You know there must be something special about digital television if Scooby-Doo endorses the technology (the Great Dane sold out and did a spot for DIRECTV!). High-Definition Television, also known as HDTV, is a digital television broadcasting system with enhanced resolution and superior qualities to traditional television sets. HDTV and digital television are usually related in a conversation, since HDTV is always digitally broadcast, since it required less bandwidth thanks to video compression.
High-Definition Television can yield a much better-quality image than standard television because of its great number of resolution lines. Digital signals do not have the problems with snowy or pale images, which are direct results of very weak signals or signal interference. Shows broadcasting in HDTV and received on digital-ready receivers, allow for better reception, more realistic image colors and a visual sharpness about 2-5 times greater than standard TV transmission. This is because the gaps between scan lines are much narrower. This means that nature shows, films, sporting events and the like can be photographed on 35 mm film and viewed at home with nearly the same original resolution. (Try watching Coppola’s Apocalypse Now Redux the way the director saw it!) Additionally, HDTV systems usually bring along Dolby Digital 5.1 Surround Sound to the media package, allowing TV or movie viewers to hear full surround sound features.
Not only does High-Definition Television boast several advantages over SDTV and other standard systems; but the casual home viewer (primarily used to an ordinary analog-based TV set) also has to factor in the advantages that a digital system brings to the table. (Or dining room, or living room-wherever!) As stated with HDTV, DTV takes up less bandwidth and the bandwidth is also continuously variable, depending on the compression level. Therefore, digital broadcasters can provide more digital channels in the same space, allowing for special features like HDTV, and allow for more interactivity between viewer and network channel. Digital TV also allows for multiplexing capability, which lets viewers tune into more than one program on the same channel. Imagine watching more than one sporting event at the same time and on the same screen! Imagine watching two movies side by side and comparing notes. This is the perfect compromise for analog veterans who love to channel flip. DTV also allows for electronic program guides, additional languages and subtitles.
There is a huge race in the broadcasting industry to offer the largest choice in HD programming. Satellite companies seem to have the edge over cable providers with Direct TV HD leading the pack in the number of high definition channels to choose from. Most providers offer HD receivers or upgrade options to HD DVR boxes.
All in all, nearly everyone-particularly a casual TV viewer who has been watching the Discovery Channel on a small rectangular screen-agrees that DTV, and especially High-Definition TV have superior picture quality, enhanced audio quality and much easier reception than the analog generation ever dreamed.

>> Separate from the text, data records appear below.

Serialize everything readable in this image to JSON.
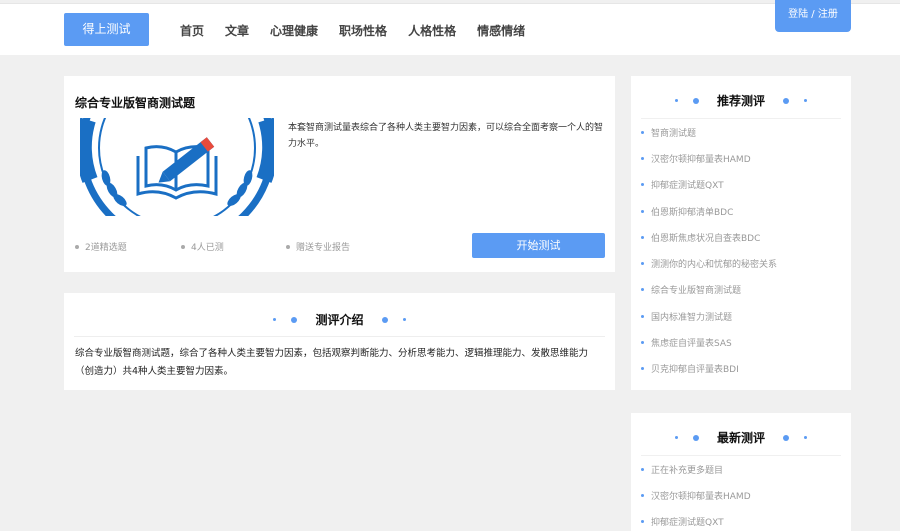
{
  "header": {
    "logo_label": "得上测试",
    "nav": [
      "首页",
      "文章",
      "心理健康",
      "职场性格",
      "人格性格",
      "情感情绪"
    ],
    "login_label": "登陆 / 注册"
  },
  "quiz": {
    "title": "综合专业版智商测试题",
    "description": "本套智商测试量表综合了各种人类主要智力因素，可以综合全面考察一个人的智力水平。",
    "meta": [
      "2道精选题",
      "4人已测",
      "赠送专业报告"
    ],
    "start_label": "开始测试",
    "colors": {
      "accent": "#5b9bf3",
      "image_blue": "#1a6fc4"
    }
  },
  "intro": {
    "heading": "测评介绍",
    "text": "综合专业版智商测试题，综合了各种人类主要智力因素，包括观察判断能力、分析思考能力、逻辑推理能力、发散思维能力（创造力）共4种人类主要智力因素。"
  },
  "recommended": {
    "heading": "推荐测评",
    "items": [
      "智商测试题",
      "汉密尔顿抑郁量表HAMD",
      "抑郁症测试题QXT",
      "伯恩斯抑郁清单BDC",
      "伯恩斯焦虑状况自查表BDC",
      "测测你的内心和忧郁的秘密关系",
      "综合专业版智商测试题",
      "国内标准智力测试题",
      "焦虑症自评量表SAS",
      "贝克抑郁自评量表BDI"
    ]
  },
  "latest": {
    "heading": "最新测评",
    "items": [
      "正在补充更多题目",
      "汉密尔顿抑郁量表HAMD",
      "抑郁症测试题QXT"
    ]
  }
}
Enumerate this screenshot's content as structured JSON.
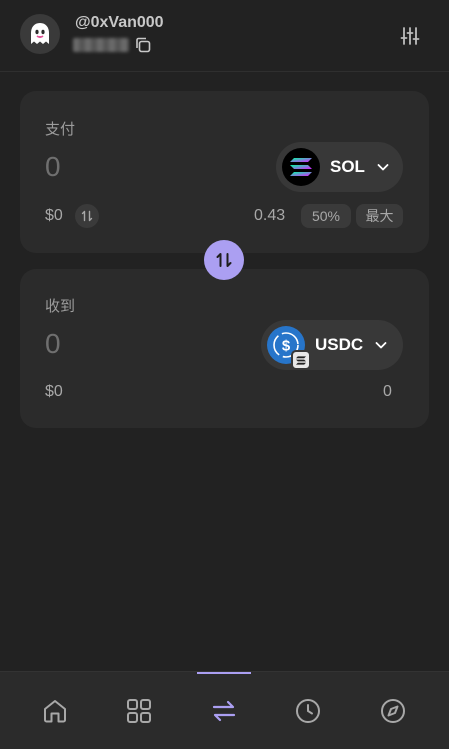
{
  "header": {
    "username": "@0xVan000"
  },
  "pay": {
    "label": "支付",
    "amount_placeholder": "0",
    "token": "SOL",
    "usd_value": "$0",
    "balance": "0.43",
    "half_label": "50%",
    "max_label": "最大"
  },
  "receive": {
    "label": "收到",
    "amount_placeholder": "0",
    "token": "USDC",
    "usd_value": "$0",
    "balance": "0"
  },
  "colors": {
    "background": "#222222",
    "card": "#2b2b2b",
    "accent": "#ab9ff2",
    "usdc_blue": "#2775ca"
  },
  "nav": {
    "items": [
      "home-icon",
      "grid-icon",
      "swap-icon",
      "clock-icon",
      "compass-icon"
    ],
    "active": "swap-icon"
  }
}
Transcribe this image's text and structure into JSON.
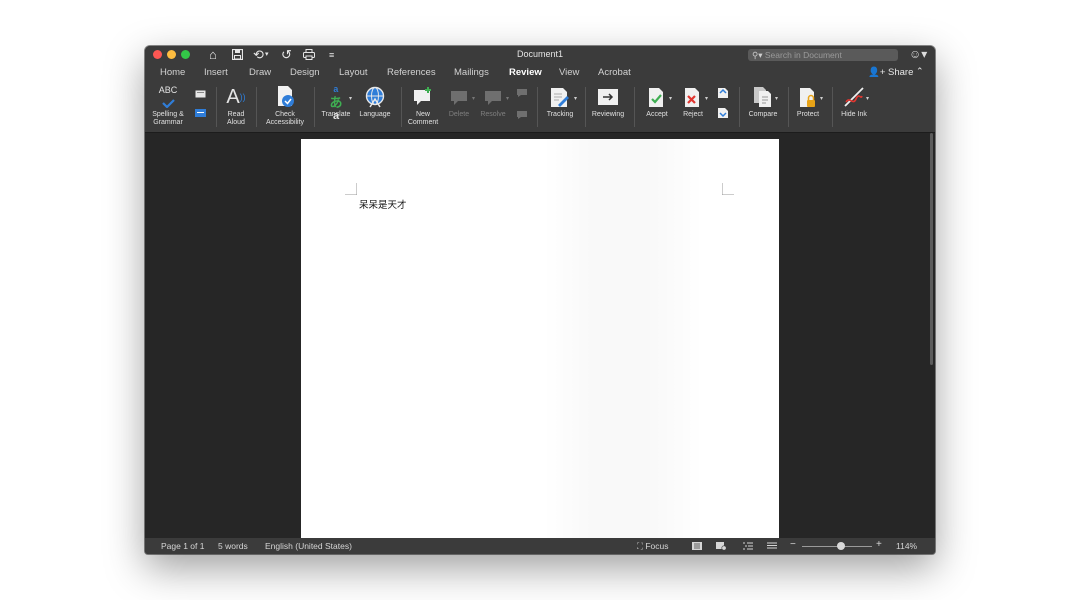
{
  "window": {
    "title": "Document1",
    "search_placeholder": "Search in Document"
  },
  "tabs": [
    "Home",
    "Insert",
    "Draw",
    "Design",
    "Layout",
    "References",
    "Mailings",
    "Review",
    "View",
    "Acrobat"
  ],
  "active_tab": "Review",
  "share_label": "Share",
  "ribbon": {
    "spelling_grammar_label": "Spelling &\nGrammar",
    "read_aloud_label": "Read\nAloud",
    "check_accessibility_label": "Check\nAccessibility",
    "translate_label": "Translate",
    "language_label": "Language",
    "new_comment_label": "New\nComment",
    "delete_label": "Delete",
    "resolve_label": "Resolve",
    "tracking_label": "Tracking",
    "reviewing_label": "Reviewing",
    "accept_label": "Accept",
    "reject_label": "Reject",
    "compare_label": "Compare",
    "protect_label": "Protect",
    "hide_ink_label": "Hide Ink",
    "abc_icon_text": "ABC"
  },
  "document": {
    "body_text": "呆呆是天才"
  },
  "statusbar": {
    "page": "Page 1 of 1",
    "words": "5 words",
    "language": "English (United States)",
    "focus": "Focus",
    "zoom_minus": "−",
    "zoom_plus": "+",
    "zoom_level": "114%",
    "zoom_fraction": 0.56
  },
  "colors": {
    "chrome": "#3b3b3b",
    "background": "#262626",
    "accent_blue": "#2f7dd8",
    "reject_red": "#e0352f"
  }
}
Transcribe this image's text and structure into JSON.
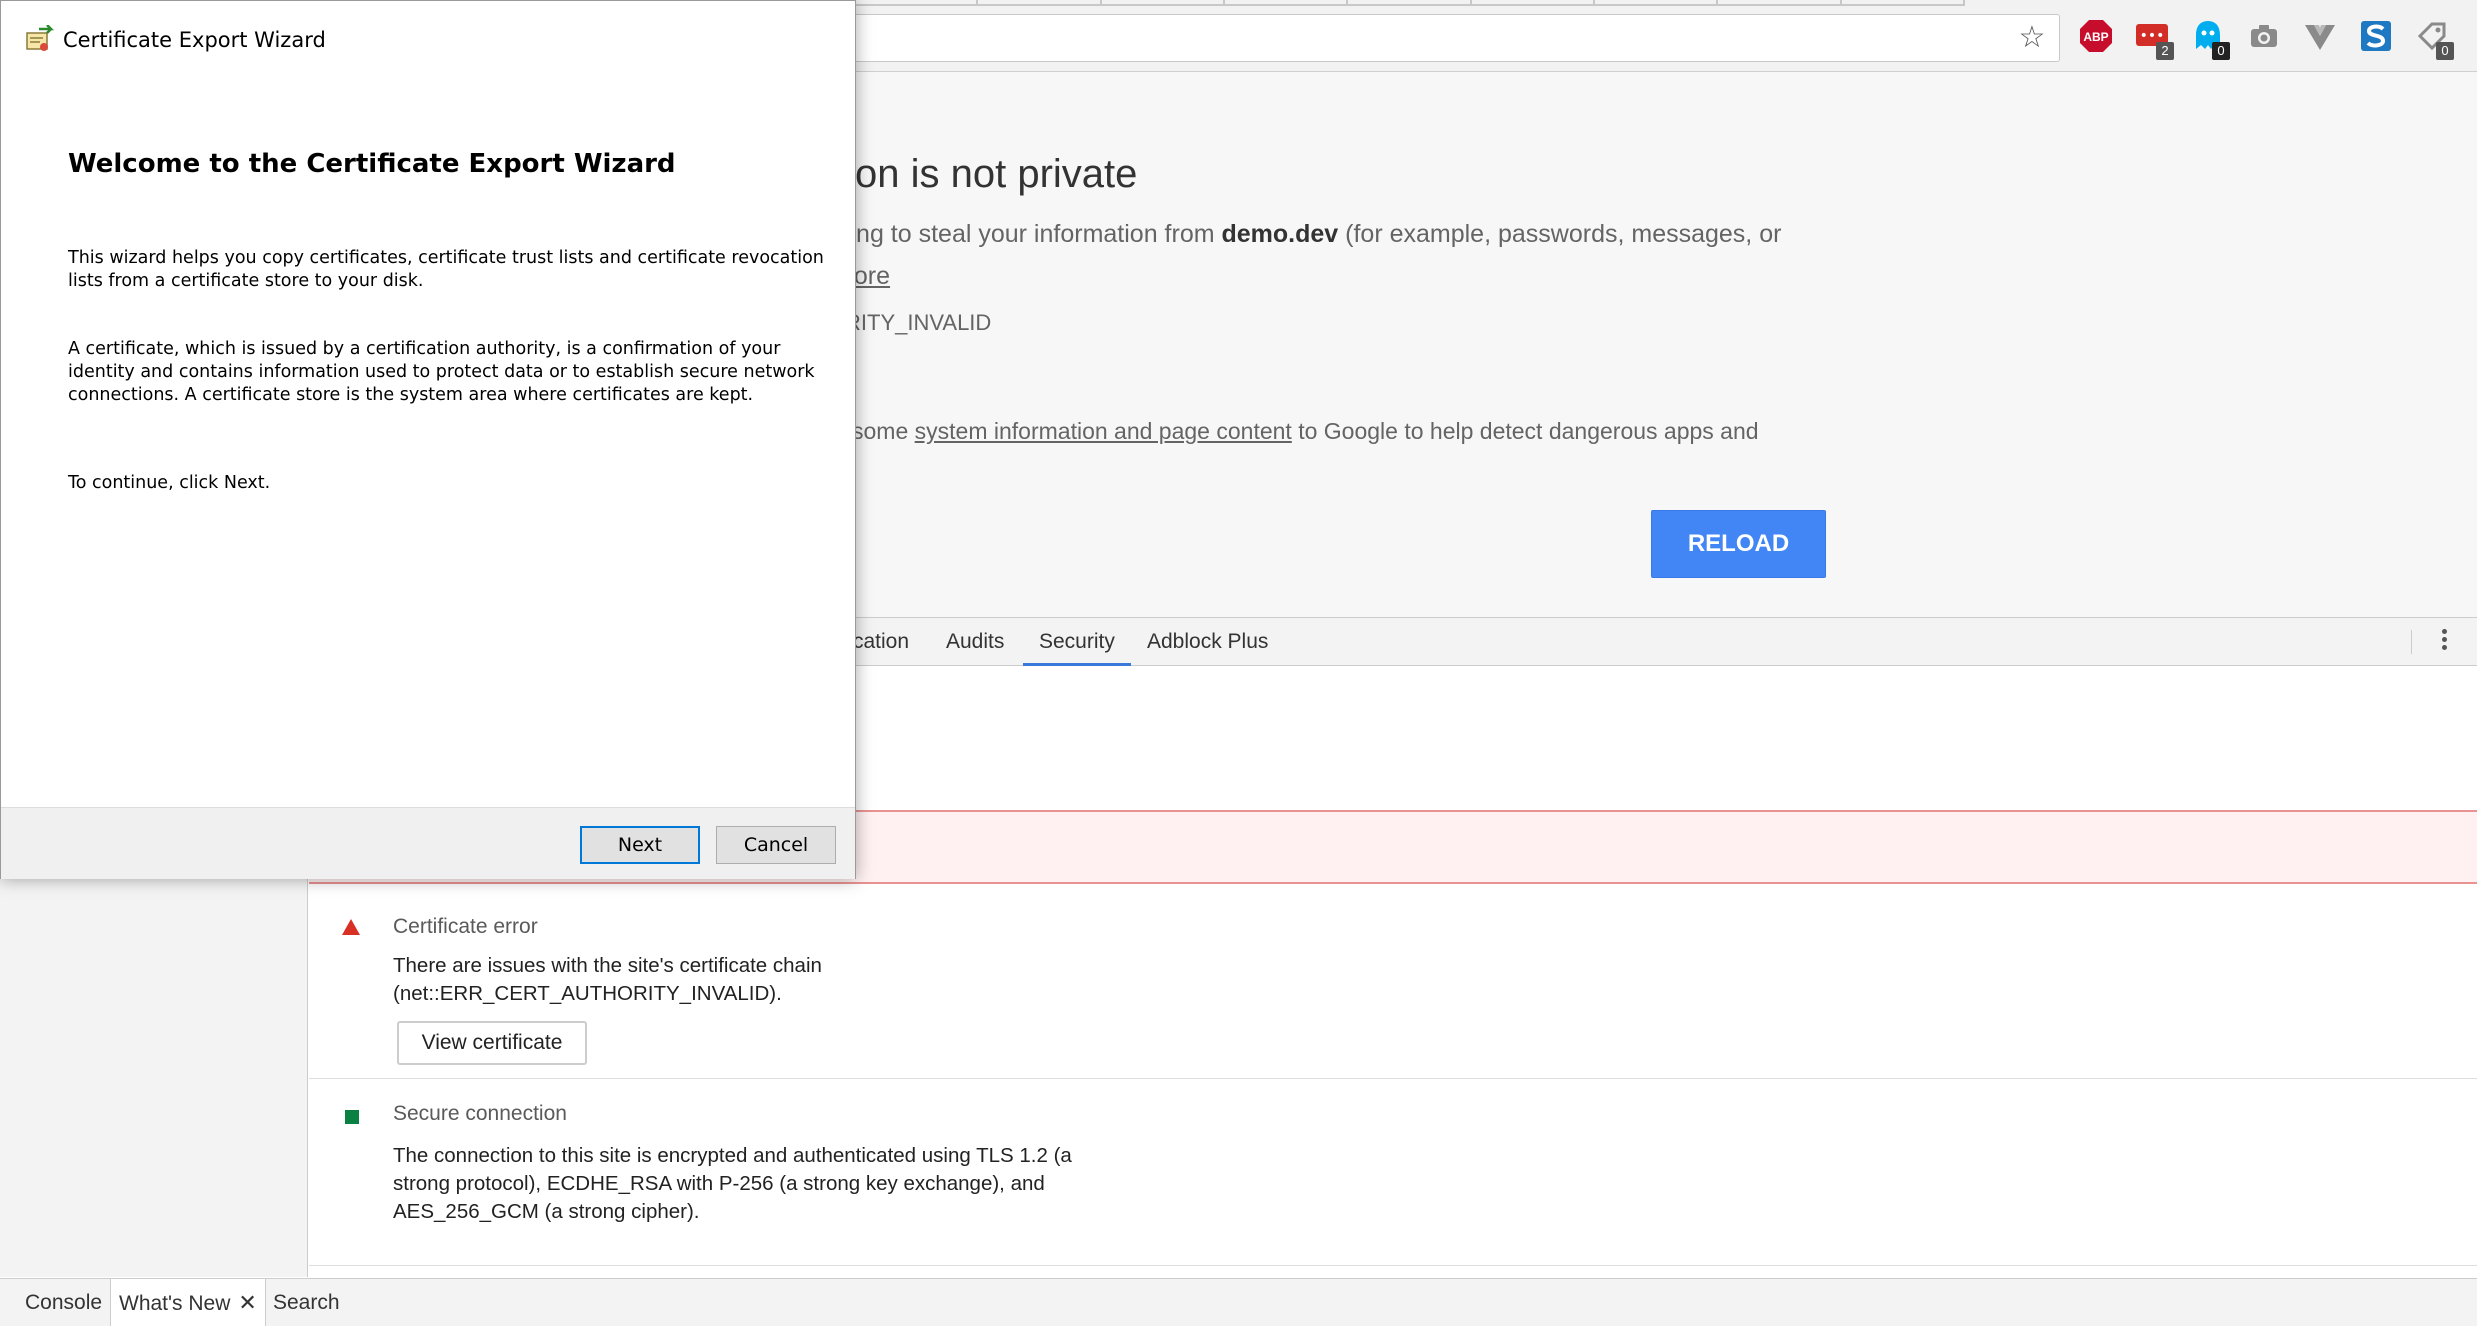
{
  "browser": {
    "extensions": [
      {
        "name": "adblock-plus",
        "label": "ABP",
        "badge": ""
      },
      {
        "name": "lastpass",
        "label": "•••",
        "badge": "2"
      },
      {
        "name": "ghostery",
        "label": "",
        "badge": "0"
      },
      {
        "name": "screenshot",
        "label": "",
        "badge": ""
      },
      {
        "name": "vue-devtools",
        "label": "",
        "badge": ""
      },
      {
        "name": "stylus",
        "label": "",
        "badge": ""
      },
      {
        "name": "tag-extension",
        "label": "",
        "badge": "0"
      }
    ]
  },
  "interstitial": {
    "title": "on is not private",
    "desc_prefix": "ying to steal your information from ",
    "domain": "demo.dev",
    "desc_suffix": " (for example, passwords, messages, or",
    "learn_more": "nore",
    "error_code": "RITY_INVALID",
    "sbe_prefix": " some ",
    "sbe_link": "system information and page content",
    "sbe_suffix": " to Google to help detect dangerous apps and",
    "reload_label": "RELOAD"
  },
  "devtools": {
    "tabs": [
      "cation",
      "Audits",
      "Security",
      "Adblock Plus"
    ],
    "security": {
      "cert_title": "Certificate error",
      "cert_desc": "There are issues with the site's certificate chain (net::ERR_CERT_AUTHORITY_INVALID).",
      "view_cert_label": "View certificate",
      "conn_title": "Secure connection",
      "conn_desc": "The connection to this site is encrypted and authenticated using TLS 1.2 (a strong protocol), ECDHE_RSA with P-256 (a strong key exchange), and AES_256_GCM (a strong cipher)."
    },
    "drawer": {
      "tabs": [
        "Console",
        "What's New",
        "Search"
      ],
      "close_glyph": "✕"
    }
  },
  "wizard": {
    "title": "Certificate Export Wizard",
    "heading": "Welcome to the Certificate Export Wizard",
    "para1": "This wizard helps you copy certificates, certificate trust lists and certificate revocation lists from a certificate store to your disk.",
    "para2": "A certificate, which is issued by a certification authority, is a confirmation of your identity and contains information used to protect data or to establish secure network connections. A certificate store is the system area where certificates are kept.",
    "para3": "To continue, click Next.",
    "next_label": "Next",
    "cancel_label": "Cancel"
  },
  "colors": {
    "accent": "#4285f4",
    "error": "#d93025",
    "secure": "#0b8043",
    "tab_underline": "#3879d9"
  }
}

If you’re a casual viewer wondering if the difference between HDTV and regular analog television is worth it, then now is really the best time to switch over-because soon enough, all of your favorite networks will be making the same switch, with or without you. On February 17, 2009, US network television will terminate all full power station terrestrial analog broadcasting in favor of digital broadcasting.
While you could try and request a rebate from the government to receive a converter box with digital tuning, the TV viewer in you surely begs, not just for the status quo, but for hundreds of additional channels-all available in High Definition Television. With all the additional color, sound and interactivity television’s simulation of life is one-step closer to the real world.